Nine o'clock brought the office-boy; a quarter-past nine brought the clerks; at ten o'clock Eldrick walked in. According to custom, Pratt went into Eldrick's room with the letters, and went through them with him. One of them contained a legal doc.u.ment over which the solicitor frowned a little.
"Ask Parrawhite's opinion about that," he said presently, indicating a marked paragraph.
"Parrawhite has not come in this morning, sir," observed Pratt, gathering up letters and papers. "I'll draw his attention to it when he arrives."
He went into the outer office, only to be summoned back to Eldrick a few minutes later. The senior partner was standing by his desk, looking a little concerned, and, thought Pratt, decidedly uncomfortable.
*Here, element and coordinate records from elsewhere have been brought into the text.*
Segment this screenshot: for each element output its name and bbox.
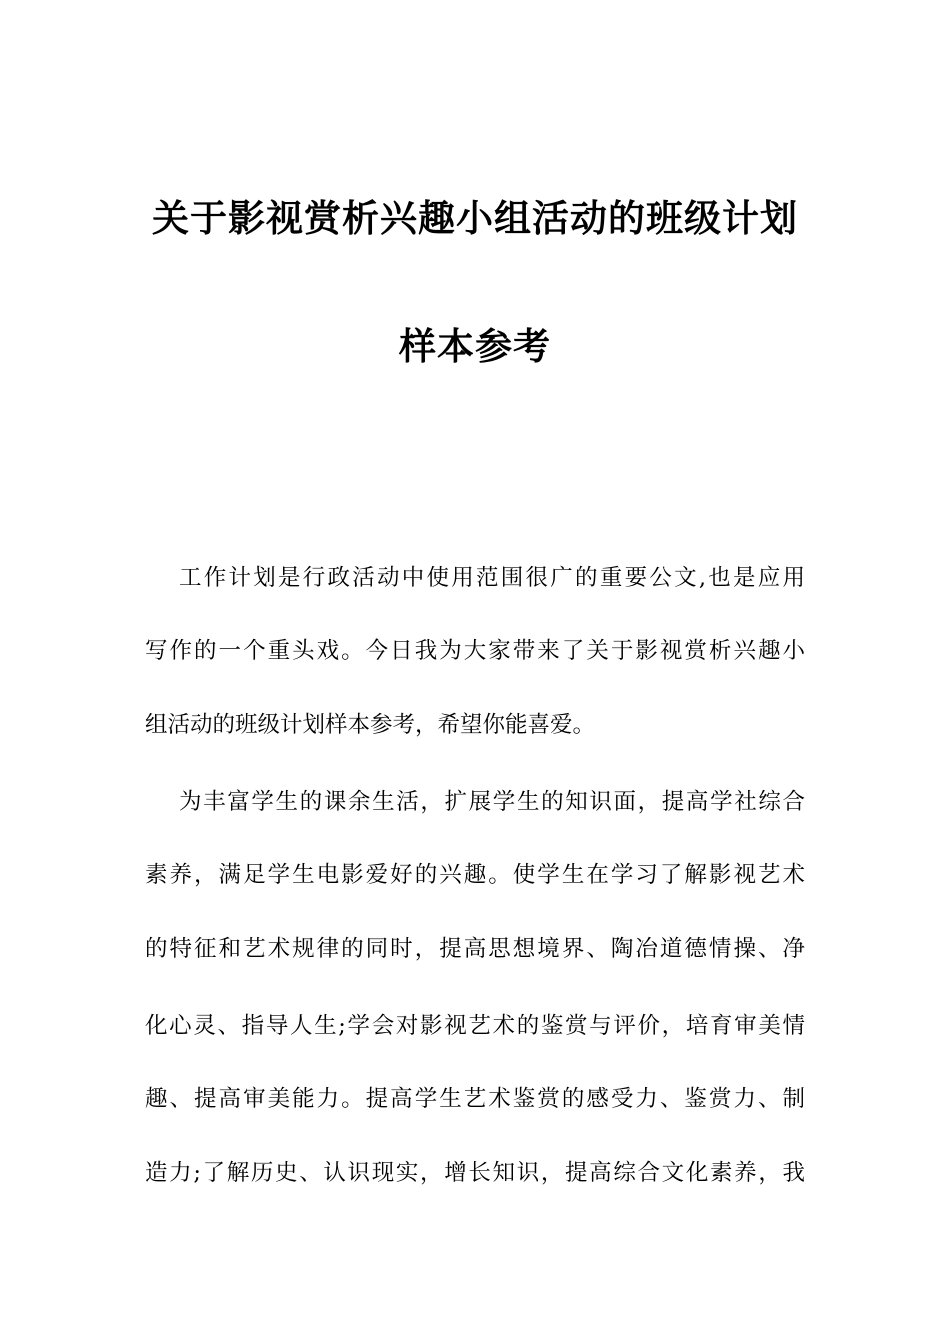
paragraph-2-line-3: 的特征和艺术规律的同时，提高思想境界、陶冶道德情操、净 — [145, 936, 805, 962]
document-title-line-1: 关于影视赏析兴趣小组活动的班级计划 — [152, 197, 798, 240]
paragraph-2-line-4: 化心灵、指导人生;学会对影视艺术的鉴赏与评价，培育审美情 — [145, 1013, 805, 1039]
paragraph-2-line-6: 造力;了解历史、认识现实，增长知识，提高综合文化素养，我 — [145, 1160, 805, 1186]
paragraph-1-line-3: 组活动的班级计划样本参考，希望你能喜爱。 — [145, 712, 596, 738]
paragraph-2-line-5: 趣、提高审美能力。提高学生艺术鉴赏的感受力、鉴赏力、制 — [145, 1086, 805, 1112]
paragraph-1-line-2: 写作的一个重头戏。今日我为大家带来了关于影视赏析兴趣小 — [145, 638, 805, 664]
document-title-line-2: 样本参考 — [399, 325, 551, 368]
paragraph-2-line-1: 为丰富学生的课余生活，扩展学生的知识面，提高学社综合 — [179, 789, 805, 815]
paragraph-2-line-2: 素养，满足学生电影爱好的兴趣。使学生在学习了解影视艺术 — [145, 862, 805, 888]
paragraph-1-line-1: 工作计划是行政活动中使用范围很广的重要公文,也是应用 — [179, 565, 805, 591]
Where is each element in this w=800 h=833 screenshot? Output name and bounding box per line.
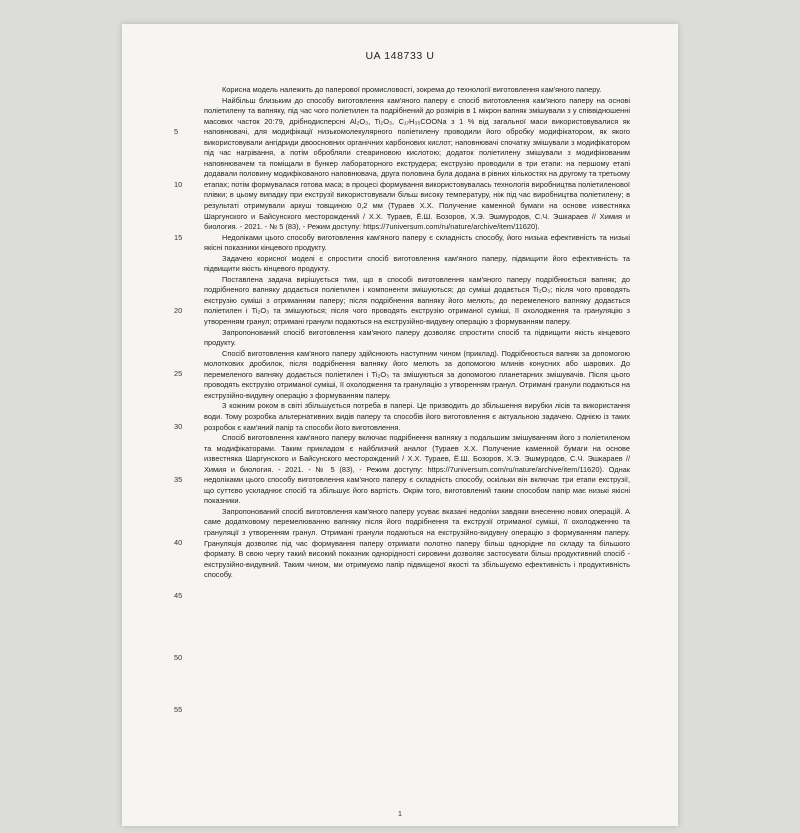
line-number: 10 bbox=[174, 180, 183, 189]
paragraph: Запропонований спосіб виготовлення кам'яного паперу усуває вказані недоліки завдяки внесенню нових операцій. А саме додатковому перемелюванню вапняку після його подрібнення та екструзії отриманої суміші, її охолодженню та грануляції з утворенням гранул. Отримані гранули подаються на екструзійно-видувну операцію з формуванням паперу. Грануляція дозволяє під час формування паперу отримати полотно паперу більш однорідне по складу та більшого формату. В свою чергу такий високий показник однорідності сировини дозволяє застосувати більш продуктивний спосіб - екструзійно-видувний. Таким чином, ми отримуємо папір підвищеної якості та збільшуємо ефективність і продуктивність способу. bbox=[204, 506, 630, 580]
paragraph: Найбільш близьким до способу виготовлення кам'яного паперу є спосіб виготовлення кам'яного паперу на основі поліетилену та вапняку, під час чого поліетилен та подрібнений до розмірів в 1 мікрон вапняк змішували з у співвідношенні масових часток 20:79, дрібнодисперсні Al₂O₃, Ti₂O₃, C₁₇H₃₅COONa з 1 % від загальної маси використовувалися як наповнювачі, для модифікації низькомолекулярного поліетилену проводили його обробку модифікатором, як якого використовували ангідриди двоосновних органічних карбонових кислот; наповнювачі спочатку змішували з модифікатором під час нагрівання, а потім обробляли стеариновою кислотою; додаток поліетилену змішували з модифікованим наповнювачем та поміщали в бункер лабораторного екструдера; екструзію проводили в три етапи: на першому етапі додавали половину модифікованого наповнювача, друга половина була додана в рівних кількостях на другому та третьому етапах; потім формувалася готова маса; в процесі формування використовувалась технологія виробництва поліетиленової плівки; в цьому випадку при екструзії використовували більш високу температуру, ніж під час виробництва поліетилену; в результаті отримували аркуш товщиною 0,2 мм (Тураев Х.Х. Получение каменной бумаги на основе известняка Шаргунского и Байсунского месторождений / Х.Х. Тураев, Ё.Ш. Бозоров, Х.Э. Эшмуродов, С.Ч. Эшкараев // Химия и биология. - 2021. - № 5 (83), - Режим доступу: https://7universum.com/ru/nature/archive/item/11620). bbox=[204, 95, 630, 232]
document-body bbox=[204, 85, 630, 581]
line-number: 20 bbox=[174, 306, 183, 315]
line-number: 30 bbox=[174, 422, 183, 431]
line-number: 55 bbox=[174, 705, 183, 714]
paragraph: Недоліками цього способу виготовлення кам'яного паперу є складність способу, його низька ефективність та низькі якісні показники кінцевого продукту. bbox=[204, 232, 630, 253]
paragraph: Спосіб виготовлення кам'яного паперу включає подрібнення вапняку з подальшим змішуванням його з поліетиленом та модифікаторами. Таким прикладом є найблизчий аналог (Тураев Х.Х. Получение каменной бумаги на основе известняка Шаргунского и Байсунского месторождений / Х.Х. Тураев, Ё.Ш. Бозоров, Х.Э. Эшмуродов, С.Ч. Эшкараев // Химия и биология. - 2021. - № 5 (83), - Режим доступу: https://7universum.com/ru/nature/archive/item/11620). Однак недоліками цього способу виготовлення кам'яного паперу є складність способу, оскільки він включає три етапи екструзії, що суттєво ускладнює спосіб та збільшує його вартість. Окрім того, виготовлений таким способом папір має низькі якісні показники. bbox=[204, 433, 630, 506]
paragraph: Корисна модель належить до паперової промисловості, зокрема до технології виготовлення кам'яного паперу. bbox=[222, 85, 602, 94]
line-number: 40 bbox=[174, 538, 183, 547]
line-number: 25 bbox=[174, 369, 183, 378]
paragraph: Задачею корисної моделі є спростити спосіб виготовлення кам'яного паперу, підвищити його ефективність та підвищити якість кінцевого продукту. bbox=[204, 253, 630, 274]
line-number: 15 bbox=[174, 233, 183, 242]
paragraph: Поставлена задача вирішується тим, що в способі виготовлення кам'яного паперу подрібнюється вапняк; до подрібненого вапняку додається поліетилен і компоненти змішуються; до суміші додається Ti₂O₃; після чого проводять екструзію суміші з отриманням паперу; після подрібнення вапняку його мелють; до перемеленого вапняку додається поліетилен і Ti₂O₃ та змішуються; після чого проводять екструзію отриманої суміші, її охолодження та грануляцію з утворенням гранул; отримані гранули подаються на екструзійно-видувну операцію з формуванням паперу. bbox=[204, 274, 630, 327]
paragraph: Спосіб виготовлення кам'яного паперу здійснюють наступним чином (приклад). Подрібнюється вапняк за допомогою молоткових дробилок, після подрібнення вапняку його мелють за допомогою млинів конусних або шарових. До перемеленого вапняку додається поліетилен і Ti₂O₃ та змішуються за допомогою планетарних змішувачів. Після цього проводять екструзію отриманої суміші, її охолодження та грануляцію з утворенням гранул. Отримані гранули подаються на екструзійно-видувну операцію з формуванням паперу. bbox=[204, 348, 630, 400]
patent-number: UA 148733 U bbox=[365, 50, 435, 62]
page-number: 1 bbox=[397, 809, 403, 818]
paragraph: З кожним роком в світі збільшується потреба в папері. Це призводить до збільшення вирубки лісів та використання води. Тому розробка альтернативних видів паперу та способів його виготовлення є актуальною задачею. Однією із таких розробок є кам'яний папір та способи його виготовлення. bbox=[204, 401, 630, 432]
line-number: 50 bbox=[174, 653, 183, 662]
line-number: 35 bbox=[174, 475, 183, 484]
line-number: 5 bbox=[174, 127, 179, 136]
paragraph: Запропонований спосіб виготовлення кам'яного паперу дозволяє спростити спосіб та підвищити якість кінцевого продукту. bbox=[204, 327, 630, 348]
line-number: 45 bbox=[174, 591, 183, 600]
document-page bbox=[122, 24, 678, 826]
He motioned the clerk to close the door.
"Has Parrawhite come?" he asked.
"No," replied Pratt, "Not yet, Mr. Eldrick."
"Is--is he usually late?" inquired Eldrick.
"Usually quite punctual--half-past nine," said Pratt.
Eldrick glanced at his watch; then at his clerk.
"Didn't you give me some cash last night?" he asked.
"Forty-three pounds nine," answered Pratt. "Thompson's bill of costs--he paid it yesterday afternoon."
Eldrick looked more uncomfortable than ever.
"Well--the fact is," he said, "I--I meant to hand it to you to put in the safe, Pratt, but I didn't come back from the club. And--it's gone!"
Pratt simulated concern--but not astonishment. And Eldrick pulled open the drawer, and waved a hand over it.
"I put it down there," he said. "Very careless of me, no doubt--but nothing of this sort has ever happened before, and--however, there's the unpleasant fact, Pratt. The money's gone!"
Pratt, who had hastily turned over the papers and other contents of the drawer, shook his head and used his privilege as an old and confidential servant. "I've always said, sir, that it was a great mistake to leave loose money lying about," he remarked mournfully. "If there'd only been a practice of letting me lock anything of that sort up in the safe every night--and this chequebook, too, sir--then----"
"I know--I know!" said Eldrick. "Very reprehensible on my part--I'm afraid I am careless--no doubt of it. But----"
He in his turn was interrupted by Pratt, who was turning over the cheque-book.
"Some cheque forms have been taken out of this," he said. "Three! at the end. Look there, sir!"
Eldrick uttered an exclamation of intense annoyance and disgust. He looked at the despoiled cheque-book, and flung it into the drawer.
"Pratt!" he said, turning half appealingly, half confidentially to the clerk. "Don't say a word of this--above all, don't mention it to Mr.
Pascoe. It's my fault and I must make the forty-three pounds good.
Pratt, I'm afraid this is Parrawhite's work. I--well, I may as well tell you--he'd been in trouble before he came here. I gave him another chance--I'd known him, years ago. I thought he'd go straight. But--I fear he's been tempted. He may have seen me leave money about. Was he in here last night?"
Pratt pointed to a doc.u.ment which lay on Eldrick's desk.
"He came in here to leave that for your perusal," he answered. "He was in here--alone--a minute or two before he left."
All these lies came readily and naturally--and Eldrick swallowed each.
He shook his head.
"My fault--all my fault!" he said. "Look here--keep it quiet. But--do you know where Parrawhite has lived--lodged?"
"No!" replied Pratt. "Some of the others may, though!"